CDCN realiza reunião ordinária e apoiará projeto alusivo a Jônatas Conceição

03/10/2019
O Conselho de Desenvolvimento da Comunidade Negra (CDCN) realizou nesta quinta-feira (3), em Salvador, mais uma reunião ordinária entre representações da sociedade civil e de órgãos governamentais. O encontro, dirigido pela presidenta e secretária da Sepromi, Fabya Reis, debateu mudanças que implicam no funcionamento do colegiado, além de diretrizes para o processo eleitoral previsto e participação do conselho em projetos e ações relacionadas às questões raciais.

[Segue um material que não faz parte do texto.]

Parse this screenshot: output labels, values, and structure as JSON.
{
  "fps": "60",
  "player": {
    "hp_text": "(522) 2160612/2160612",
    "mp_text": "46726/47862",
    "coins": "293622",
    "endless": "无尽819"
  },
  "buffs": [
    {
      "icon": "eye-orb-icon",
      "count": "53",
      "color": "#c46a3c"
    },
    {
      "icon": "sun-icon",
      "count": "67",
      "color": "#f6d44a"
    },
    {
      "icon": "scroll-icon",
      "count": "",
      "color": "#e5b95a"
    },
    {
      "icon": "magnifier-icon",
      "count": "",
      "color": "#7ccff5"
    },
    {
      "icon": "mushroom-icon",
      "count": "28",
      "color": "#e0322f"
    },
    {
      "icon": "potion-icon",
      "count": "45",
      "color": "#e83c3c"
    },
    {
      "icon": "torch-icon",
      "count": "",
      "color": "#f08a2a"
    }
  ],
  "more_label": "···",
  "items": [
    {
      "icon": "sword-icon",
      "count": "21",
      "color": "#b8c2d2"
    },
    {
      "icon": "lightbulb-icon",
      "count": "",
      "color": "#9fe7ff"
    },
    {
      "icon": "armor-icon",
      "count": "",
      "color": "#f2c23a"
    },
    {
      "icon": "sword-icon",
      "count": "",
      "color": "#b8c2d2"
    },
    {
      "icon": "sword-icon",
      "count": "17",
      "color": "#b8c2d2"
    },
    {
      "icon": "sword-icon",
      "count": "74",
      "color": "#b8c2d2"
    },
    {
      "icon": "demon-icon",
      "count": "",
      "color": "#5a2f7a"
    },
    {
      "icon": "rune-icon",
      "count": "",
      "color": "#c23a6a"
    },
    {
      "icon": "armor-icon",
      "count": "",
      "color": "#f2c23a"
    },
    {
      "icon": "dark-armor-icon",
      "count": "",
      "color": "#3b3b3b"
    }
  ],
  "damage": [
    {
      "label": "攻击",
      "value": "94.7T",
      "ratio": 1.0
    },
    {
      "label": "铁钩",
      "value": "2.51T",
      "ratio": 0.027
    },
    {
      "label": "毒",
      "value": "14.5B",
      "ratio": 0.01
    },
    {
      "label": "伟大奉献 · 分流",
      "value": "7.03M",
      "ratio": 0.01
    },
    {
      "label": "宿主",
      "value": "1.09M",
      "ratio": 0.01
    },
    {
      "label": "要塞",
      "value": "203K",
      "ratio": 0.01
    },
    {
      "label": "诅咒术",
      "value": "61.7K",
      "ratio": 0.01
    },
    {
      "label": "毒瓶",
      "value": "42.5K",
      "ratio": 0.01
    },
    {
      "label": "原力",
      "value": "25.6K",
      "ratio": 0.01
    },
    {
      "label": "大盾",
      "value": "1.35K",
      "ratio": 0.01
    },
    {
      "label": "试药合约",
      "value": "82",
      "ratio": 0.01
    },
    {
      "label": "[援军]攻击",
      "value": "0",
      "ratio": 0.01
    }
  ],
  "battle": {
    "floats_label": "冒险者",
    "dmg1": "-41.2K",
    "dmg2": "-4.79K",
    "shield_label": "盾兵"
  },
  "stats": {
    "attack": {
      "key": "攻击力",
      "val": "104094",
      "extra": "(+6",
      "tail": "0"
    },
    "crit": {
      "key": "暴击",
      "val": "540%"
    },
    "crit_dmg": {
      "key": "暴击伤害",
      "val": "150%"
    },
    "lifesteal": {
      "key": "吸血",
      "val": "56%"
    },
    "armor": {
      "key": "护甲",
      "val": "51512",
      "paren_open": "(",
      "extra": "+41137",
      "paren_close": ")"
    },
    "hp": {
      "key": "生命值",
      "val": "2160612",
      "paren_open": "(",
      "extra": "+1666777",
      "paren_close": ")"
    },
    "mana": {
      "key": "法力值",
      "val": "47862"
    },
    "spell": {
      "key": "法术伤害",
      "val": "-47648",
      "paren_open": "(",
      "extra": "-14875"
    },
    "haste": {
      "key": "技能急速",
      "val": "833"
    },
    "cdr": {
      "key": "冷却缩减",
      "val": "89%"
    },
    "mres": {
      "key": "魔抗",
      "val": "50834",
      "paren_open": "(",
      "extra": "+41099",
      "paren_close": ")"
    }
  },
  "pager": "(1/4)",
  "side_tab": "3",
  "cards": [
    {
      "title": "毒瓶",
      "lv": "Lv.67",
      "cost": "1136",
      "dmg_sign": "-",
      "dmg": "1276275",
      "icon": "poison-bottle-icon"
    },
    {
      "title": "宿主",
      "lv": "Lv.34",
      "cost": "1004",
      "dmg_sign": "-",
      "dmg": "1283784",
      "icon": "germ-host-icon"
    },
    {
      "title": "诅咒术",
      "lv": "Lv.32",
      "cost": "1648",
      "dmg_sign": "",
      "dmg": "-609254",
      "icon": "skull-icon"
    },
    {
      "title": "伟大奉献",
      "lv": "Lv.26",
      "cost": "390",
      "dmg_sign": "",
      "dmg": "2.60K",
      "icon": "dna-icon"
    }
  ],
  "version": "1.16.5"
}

Uma das principais deliberações foi o apoio ao projeto de preservação da memória do educador e militante do movimento negro, Jônatas Conceição, falecido em 2009. O acervo, que deverá ficar sediado no CDCN, é formado por uma sperie de arquivos em áudio, imagens, documentos e escritos acumulados ao longo da trajetória de Conceição. A proposta, apresentada pela ativista e professora Ana Célia Silva, ainda pleiteia recursos e outros apoios para a sua concretização.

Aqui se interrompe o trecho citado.